Third step: use dagger to provide the right instance of CrashReporter.

@Module
public class ApplicationModule {

  @Provides
  @Singleton
  CrashReporter provideCrashReporter() {
    if (BuildConfig.FEATURE_CRASH_REPORTING_ENABLED) {
          return new CrashReporterRealImpl();
      } else {
          return new CrashReporterNullImpl();
      }
  }
}

Final step: inject and use!

public class MyApp extends Application {

  @Inject
  CrashReporter mCrashReporter;

  @Override
  public void onCreate() {
    super.onCreate();

    component = DaggerMyApp_ApplicationComponent.builder()
            .applicationModule(new ApplicationModule(this))
            .build();

    component.inject(this);

    mCrashReporter.init(this);
  }
}

It could seem a lot of code for just enabling/disabling a feature, but with this approach the code is modular (for example you could easily replace CrashReporterRealImpl with another one that uses another service, or you can temporarly enable crash reporting for another flavor for testing purposes) and there’s no logic that needs to be tested.
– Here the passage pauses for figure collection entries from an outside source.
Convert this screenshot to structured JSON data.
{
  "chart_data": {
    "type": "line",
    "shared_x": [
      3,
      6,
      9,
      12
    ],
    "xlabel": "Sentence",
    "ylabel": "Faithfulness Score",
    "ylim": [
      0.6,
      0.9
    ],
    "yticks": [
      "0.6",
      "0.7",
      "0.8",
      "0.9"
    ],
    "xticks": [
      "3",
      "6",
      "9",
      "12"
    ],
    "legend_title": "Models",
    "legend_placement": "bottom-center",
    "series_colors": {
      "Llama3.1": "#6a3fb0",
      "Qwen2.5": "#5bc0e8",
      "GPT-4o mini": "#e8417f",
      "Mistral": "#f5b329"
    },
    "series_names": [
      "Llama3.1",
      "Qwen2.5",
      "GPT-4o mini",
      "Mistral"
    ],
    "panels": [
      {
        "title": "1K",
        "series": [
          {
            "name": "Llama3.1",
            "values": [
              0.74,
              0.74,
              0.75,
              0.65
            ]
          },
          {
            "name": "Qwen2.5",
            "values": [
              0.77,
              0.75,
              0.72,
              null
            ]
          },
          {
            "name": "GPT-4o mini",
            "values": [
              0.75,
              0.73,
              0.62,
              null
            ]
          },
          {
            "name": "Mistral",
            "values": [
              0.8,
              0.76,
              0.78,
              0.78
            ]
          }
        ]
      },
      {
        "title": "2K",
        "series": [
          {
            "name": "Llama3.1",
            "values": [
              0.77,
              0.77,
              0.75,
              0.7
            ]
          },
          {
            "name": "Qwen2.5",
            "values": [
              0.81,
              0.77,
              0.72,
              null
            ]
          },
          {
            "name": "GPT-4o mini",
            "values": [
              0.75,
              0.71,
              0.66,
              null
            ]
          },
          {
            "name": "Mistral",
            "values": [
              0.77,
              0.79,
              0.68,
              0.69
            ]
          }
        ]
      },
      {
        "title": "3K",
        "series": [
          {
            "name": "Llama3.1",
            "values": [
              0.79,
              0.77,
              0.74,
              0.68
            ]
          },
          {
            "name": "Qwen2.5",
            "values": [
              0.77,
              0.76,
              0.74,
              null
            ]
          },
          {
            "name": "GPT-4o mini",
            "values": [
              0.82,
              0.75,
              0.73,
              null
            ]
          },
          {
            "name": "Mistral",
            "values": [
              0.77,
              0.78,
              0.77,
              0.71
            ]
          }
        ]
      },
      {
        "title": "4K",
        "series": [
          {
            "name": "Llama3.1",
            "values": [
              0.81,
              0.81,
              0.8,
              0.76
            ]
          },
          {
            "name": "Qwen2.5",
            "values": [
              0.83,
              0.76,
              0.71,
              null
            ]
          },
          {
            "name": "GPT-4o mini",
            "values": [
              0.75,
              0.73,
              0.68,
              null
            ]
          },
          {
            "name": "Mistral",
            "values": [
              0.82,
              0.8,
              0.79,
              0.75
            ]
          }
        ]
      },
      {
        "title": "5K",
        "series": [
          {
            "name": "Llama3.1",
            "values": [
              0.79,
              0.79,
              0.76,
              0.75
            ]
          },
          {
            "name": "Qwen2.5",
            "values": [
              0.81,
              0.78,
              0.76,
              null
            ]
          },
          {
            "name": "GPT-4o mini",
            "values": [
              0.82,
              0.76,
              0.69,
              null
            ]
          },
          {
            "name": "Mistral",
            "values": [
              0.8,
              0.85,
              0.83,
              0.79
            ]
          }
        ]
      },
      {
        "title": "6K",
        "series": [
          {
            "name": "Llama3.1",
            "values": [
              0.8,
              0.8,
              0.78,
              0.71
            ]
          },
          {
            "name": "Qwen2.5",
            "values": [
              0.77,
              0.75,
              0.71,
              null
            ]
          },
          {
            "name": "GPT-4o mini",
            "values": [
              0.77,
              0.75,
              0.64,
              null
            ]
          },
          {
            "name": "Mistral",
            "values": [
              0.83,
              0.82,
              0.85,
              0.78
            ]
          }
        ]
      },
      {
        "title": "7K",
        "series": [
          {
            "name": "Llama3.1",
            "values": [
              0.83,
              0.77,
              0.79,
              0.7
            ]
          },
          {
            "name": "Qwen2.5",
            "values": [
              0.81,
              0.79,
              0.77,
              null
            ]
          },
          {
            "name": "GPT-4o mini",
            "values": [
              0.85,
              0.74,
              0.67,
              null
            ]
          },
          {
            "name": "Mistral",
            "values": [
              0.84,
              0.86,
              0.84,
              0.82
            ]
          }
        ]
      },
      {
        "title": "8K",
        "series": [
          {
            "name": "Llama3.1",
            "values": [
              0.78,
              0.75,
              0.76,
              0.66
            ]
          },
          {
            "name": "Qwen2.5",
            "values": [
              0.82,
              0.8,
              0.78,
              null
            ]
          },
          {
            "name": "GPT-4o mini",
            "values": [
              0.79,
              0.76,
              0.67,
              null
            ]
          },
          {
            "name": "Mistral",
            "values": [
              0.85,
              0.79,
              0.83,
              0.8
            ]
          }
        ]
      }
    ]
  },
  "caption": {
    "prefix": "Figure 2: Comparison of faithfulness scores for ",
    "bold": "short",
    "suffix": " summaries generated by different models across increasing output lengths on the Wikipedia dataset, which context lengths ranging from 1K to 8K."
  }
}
With this approach you could also develop new functions directly in the master branch without using a “feature branch”.

Use case: develop a new feture in master branch.

Suppose that we have to work on our new feature called “Experimental Feature”. We just need to create an interface and two implementations as done before:

// the interface
public interface ExperimentalFeatureController {
  
  void doSomething(Context context);

}

// this implementation will do the real work
public class ExperimentalFeatureControllerRealImpl implements ExperimentalFeatureController {
  
  public void doSomething(Context context) {
    // implementation logic here!
  }

}

// this implementation will do nothing
public class ExperimentalFeatureControllerNullImpl implements ExperimentalFeatureController {
  
  public void doSomething(Context context) {
    // do nothing
  }

}

Then create the definitions in build.gradle and add provide method to the dagger module:

@Module
public class ApplicationModule {

  @Provides
  @Singleton
  ExperimentalFeatureController provideExperimentalFeatureController() {
    if (BuildConfig.FEATURE_EXPERIMENTAL_ENABLED) {
          return new ExperimentalFeatureControllerRealImpl();
      } else {
          return new ExperimentalFeatureControllerNullImpl();
      }
  }
}

Now we can continue to develop in the master branch and commit even when our ExperimentalFeatureControllerRealImpl does not work correctly: FEATURE_EXPERIMENTAL_ENABLED will be TRUE only for our “dev build”, and in FALSE for production build.

When ExperimentalFeatureControllerRealImpl will be ready for production, we will just have to set FEATURE_EXPERIMENTAL_ENABLED to TRUE also for production build!